Of course, area codes (the new, new "exchanges" of years past) have been changing for some time now. With phone number portability, geography and area codes no longer go together. While moving once meant new area codes, people now take their area codes with them like little memories of where they've been. There are people who've lived in New York for years who have 202 area codes, people in L.A. with 917s. The Wire's Rebecca Greenfield has a 716 number (Buffalo, where she lived in high school), even though she lives in New York now and used to live in D.C. It doesn't indicate her geography, but it means something to her. As she says, "I would be sad if I had to change my number for some reason."

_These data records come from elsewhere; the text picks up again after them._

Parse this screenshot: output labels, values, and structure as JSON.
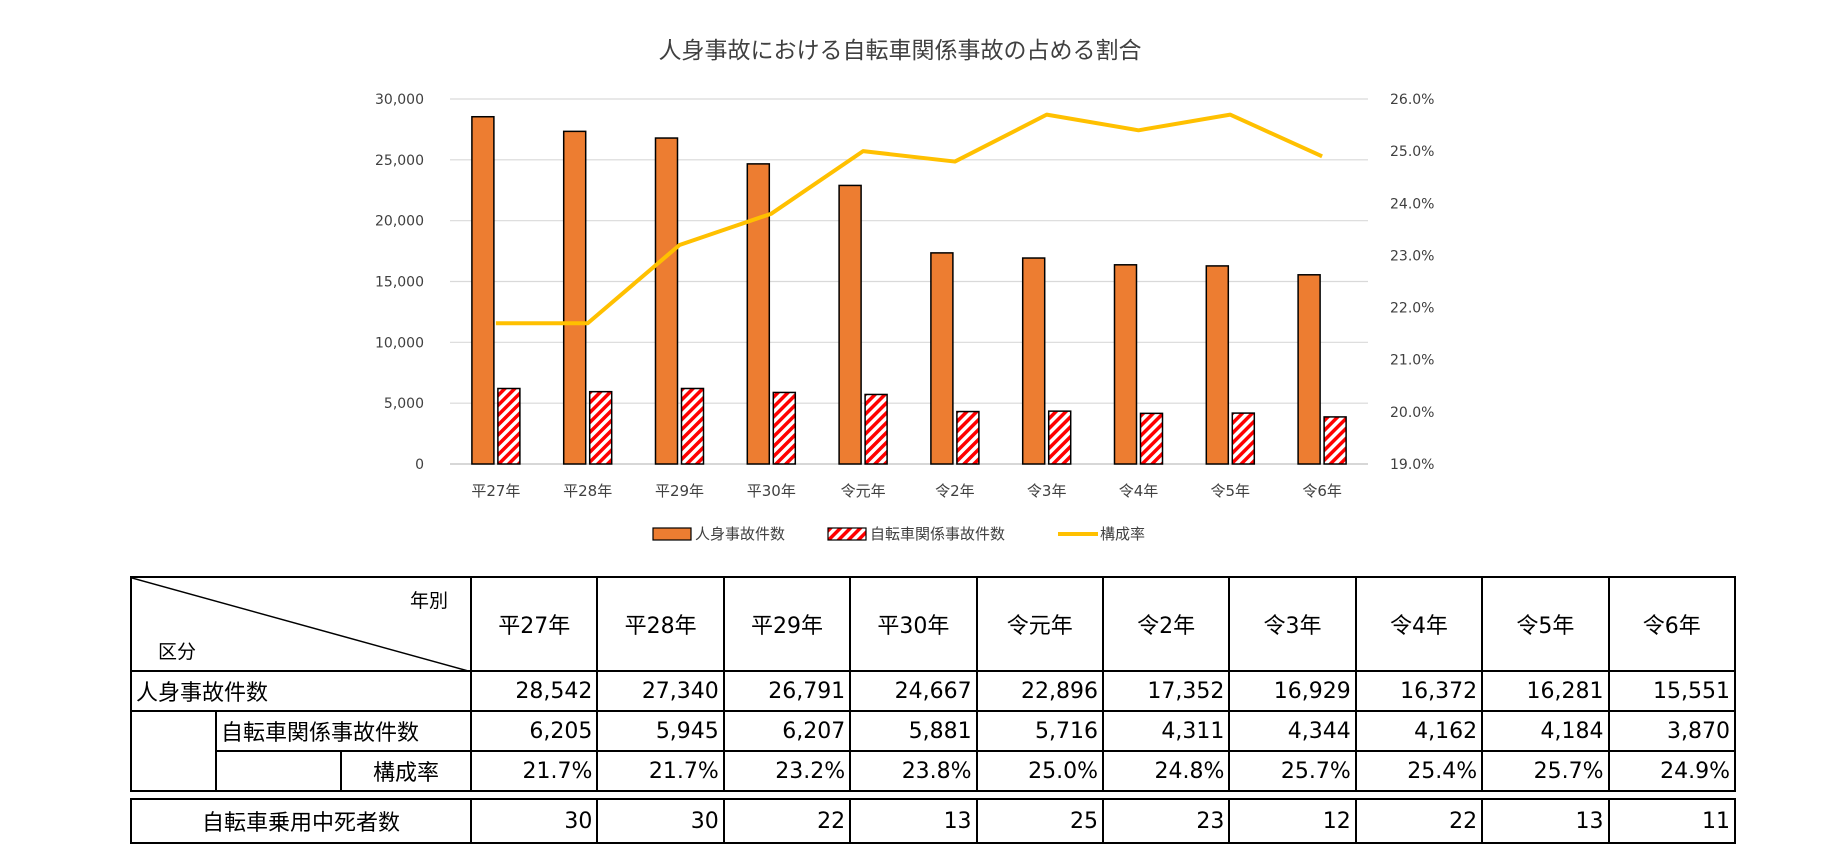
{
  "chart_data": {
    "type": "bar",
    "title": "人身事故における自転車関係事故の占める割合",
    "categories": [
      "平27年",
      "平28年",
      "平29年",
      "平30年",
      "令元年",
      "令2年",
      "令3年",
      "令4年",
      "令5年",
      "令6年"
    ],
    "series": [
      {
        "name": "人身事故件数",
        "type": "bar",
        "axis": "left",
        "color": "#ED7D31",
        "values": [
          28542,
          27340,
          26791,
          24667,
          22896,
          17352,
          16929,
          16372,
          16281,
          15551
        ]
      },
      {
        "name": "自転車関係事故件数",
        "type": "bar",
        "axis": "left",
        "pattern": "red-diagonal-hatch",
        "color": "#FF0000",
        "values": [
          6205,
          5945,
          6207,
          5881,
          5716,
          4311,
          4344,
          4162,
          4184,
          3870
        ]
      },
      {
        "name": "構成率",
        "type": "line",
        "axis": "right",
        "color": "#FFC000",
        "values": [
          21.7,
          21.7,
          23.2,
          23.8,
          25.0,
          24.8,
          25.7,
          25.4,
          25.7,
          24.9
        ]
      }
    ],
    "left_axis": {
      "ylim": [
        0,
        30000
      ],
      "ticks": [
        "0",
        "5,000",
        "10,000",
        "15,000",
        "20,000",
        "25,000",
        "30,000"
      ]
    },
    "right_axis": {
      "ylim": [
        19.0,
        26.0
      ],
      "ticks": [
        "19.0%",
        "20.0%",
        "21.0%",
        "22.0%",
        "23.0%",
        "24.0%",
        "25.0%",
        "26.0%"
      ]
    },
    "grid": true,
    "legend_position": "bottom"
  },
  "table": {
    "header_year": "年別",
    "header_category": "区分",
    "years": [
      "平27年",
      "平28年",
      "平29年",
      "平30年",
      "令元年",
      "令2年",
      "令3年",
      "令4年",
      "令5年",
      "令6年"
    ],
    "rows": [
      {
        "label": "人身事故件数",
        "values": [
          "28,542",
          "27,340",
          "26,791",
          "24,667",
          "22,896",
          "17,352",
          "16,929",
          "16,372",
          "16,281",
          "15,551"
        ]
      },
      {
        "label": "自転車関係事故件数",
        "values": [
          "6,205",
          "5,945",
          "6,207",
          "5,881",
          "5,716",
          "4,311",
          "4,344",
          "4,162",
          "4,184",
          "3,870"
        ]
      },
      {
        "label": "構成率",
        "values": [
          "21.7%",
          "21.7%",
          "23.2%",
          "23.8%",
          "25.0%",
          "24.8%",
          "25.7%",
          "25.4%",
          "25.7%",
          "24.9%"
        ]
      }
    ],
    "fatal": {
      "label": "自転車乗用中死者数",
      "values": [
        "30",
        "30",
        "22",
        "13",
        "25",
        "23",
        "12",
        "22",
        "13",
        "11"
      ]
    }
  }
}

On the other side of that coin are the stories I've heard for years about folks buying up all the 212s or 917s they could find, because they think those numbers are something special. There is a glut of people selling 212 SIM cards on eBay. We still somehow think the area code is important just as the area code grows less and less connected to a geographical current reality. Why, really, should any of us care about area codes at all? It is rare for people to have landlines, and so, most of us don't have 212 numbers. Even my office phone is a 646. It matters little to me, but when I suggested declaring the status area code dead, my Wire coworkers were incensed. "It's not," said one. "917 forever." "Carrie Bradshaw is forever," said another.
Well, it's easy to defend our favorite area codes, because we have nothing to lose but those digits themselves. While deep in many of our hearts lie our area codes, and the stories we associate with them, that nostalgic feeling must be tempered some by the reality that they don't always indicate much about our present. Whomever you're reaching out to by phone can't actually trust your area code to reveal much about you, other than that that's your area code. You may or may not live in that place; you may have lived there once; you may have simply purchased your phone there, on a whim.
Further distancing us from the status of the code is that often we don't even know each others' area codes, just the way we don't really know even our closest friends' phone numbers either, because those numbers have been saved handily by our phones and we don't have to have them committed to memory. Once you program someone into your phone, you rarely give that phone number a second look. The only way an area code makes an impression on you, really, is if it's the first time that person is calling you, and you don't recognize the number at all, and then, to top it off, it begins with an 813 (Tampa!) or a 234 (Akron!). Who in the world, and why?
Maybe it's not a full-blown status code, but simply a first-impression code. You want to seem like you're from New York? You should probably dress like a New Yorker, and that includes your phone. A certain area code might mean that you've been a local longer than others, and that means something to people, too, especially in a city where transplants may be regarded with skepticism. As NYU Local editor Myles Tanzer (718) told me, "Apologies for being a total millennial, but I can't picture a situation where area code discussion would come up. I don't know anyone who has a home phone line. I do love having a 718 cell phone number, though, because it gives proof that I grew up in New York."